Crollano i consumi di vino in Gran Bretagna, con il prezzo medio di una bottiglia che ha raggiunto però i 6,3 euro (5,56 sterline): ecco il primo effetto, legato essenzialmente all’inflazione, del referendum sull’uscita dall’Unione Europea, come sottolinea la Coldiretti commentando i dati sulla riduzione del commercio al dettaglio della Wsta - Wine and Spirit Trade Association (Wsta).

Bere vino in Gran Bretagna, così, non è mai stato tanto caro, e la colpa è non solo dei tassi di cambio sfavorevoli, ma anche dell’aumento della tassazione sugli alcolici. Sulle tavole inglesi, il vino, che è in gran parte di importazione, è la prima vittima del caos provocato da Brexit ed elezioni, per effetto della svalutazione record della sterlina, che lo ha reso sempre più inaccessibile. Un andamento che pesa anche sulle esportazioni made in Italy, con il calo del 7% delle vendite del vino italiano, sulla base dei dati Istat sul primo bimestre del 2017.

La Gran Bretagna, spiega la Coldiretti, nel 2016 è stata il primo mercato mondiale di sbocco dello spumante italiano, con il 30% delle bottiglie importate, quasi 1 su 3. Ora, invece, si è invertita la tendenza, e le esportazioni sono in calo anche per gli aumenti delle accise su tutti i vini e gli spumanti: tasse che, a febbraio, sono aumentate del 9% per il Prosecco.

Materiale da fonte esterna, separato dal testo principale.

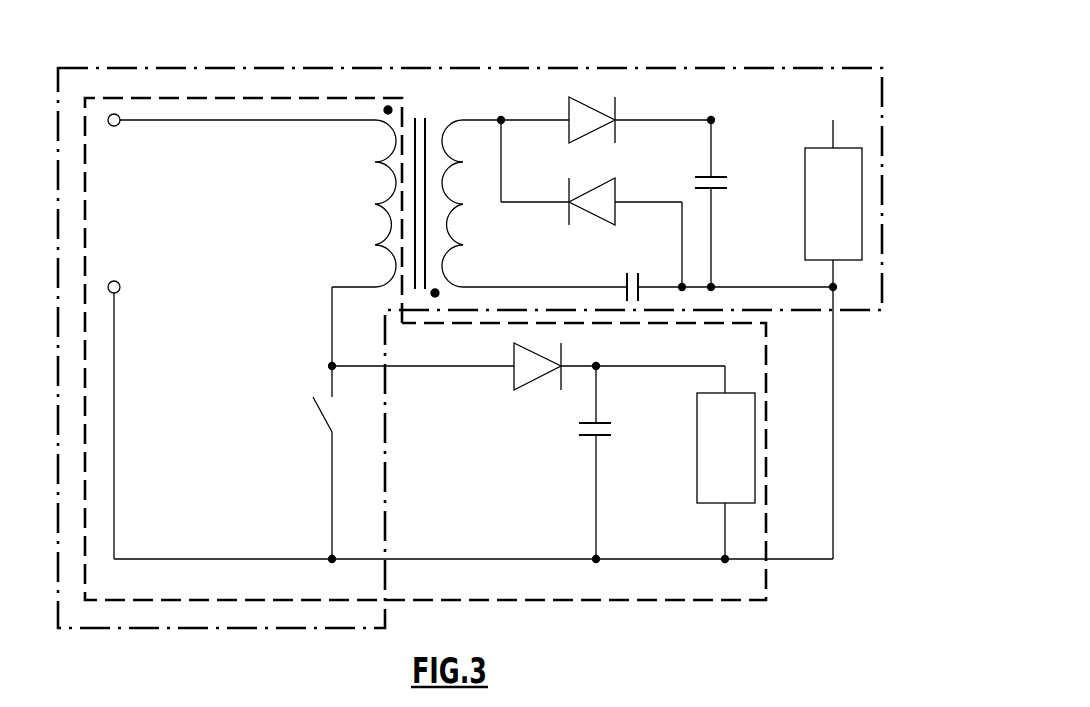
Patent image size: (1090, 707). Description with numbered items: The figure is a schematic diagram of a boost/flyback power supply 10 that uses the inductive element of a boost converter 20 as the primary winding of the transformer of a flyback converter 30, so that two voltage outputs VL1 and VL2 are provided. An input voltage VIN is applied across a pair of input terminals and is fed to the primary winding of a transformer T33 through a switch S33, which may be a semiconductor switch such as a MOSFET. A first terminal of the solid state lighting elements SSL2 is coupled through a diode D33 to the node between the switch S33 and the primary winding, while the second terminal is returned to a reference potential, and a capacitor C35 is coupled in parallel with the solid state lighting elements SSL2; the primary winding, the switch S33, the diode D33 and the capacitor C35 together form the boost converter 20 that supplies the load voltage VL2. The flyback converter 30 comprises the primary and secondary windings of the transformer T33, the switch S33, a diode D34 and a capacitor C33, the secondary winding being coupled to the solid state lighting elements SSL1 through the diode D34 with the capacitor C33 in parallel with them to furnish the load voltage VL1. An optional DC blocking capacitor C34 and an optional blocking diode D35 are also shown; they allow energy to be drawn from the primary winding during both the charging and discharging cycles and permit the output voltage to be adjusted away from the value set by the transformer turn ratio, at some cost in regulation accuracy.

E a pagare non è solo il vino, perché Londra è anche il quarto sbocco estero dei prodotti agroalimentari made in Italy, con un valore di 3,2 miliardi nel 2016: dietro al vino ed agli spumanti, tra i prodotti più importanti ci sono la pasta, l’ortofrutta ed i formaggi, oltre un terzo dei quali è rappresentato da Parmigiano Reggiano e Grana Padano, ma va forte anche la mozzarella di bufala campana.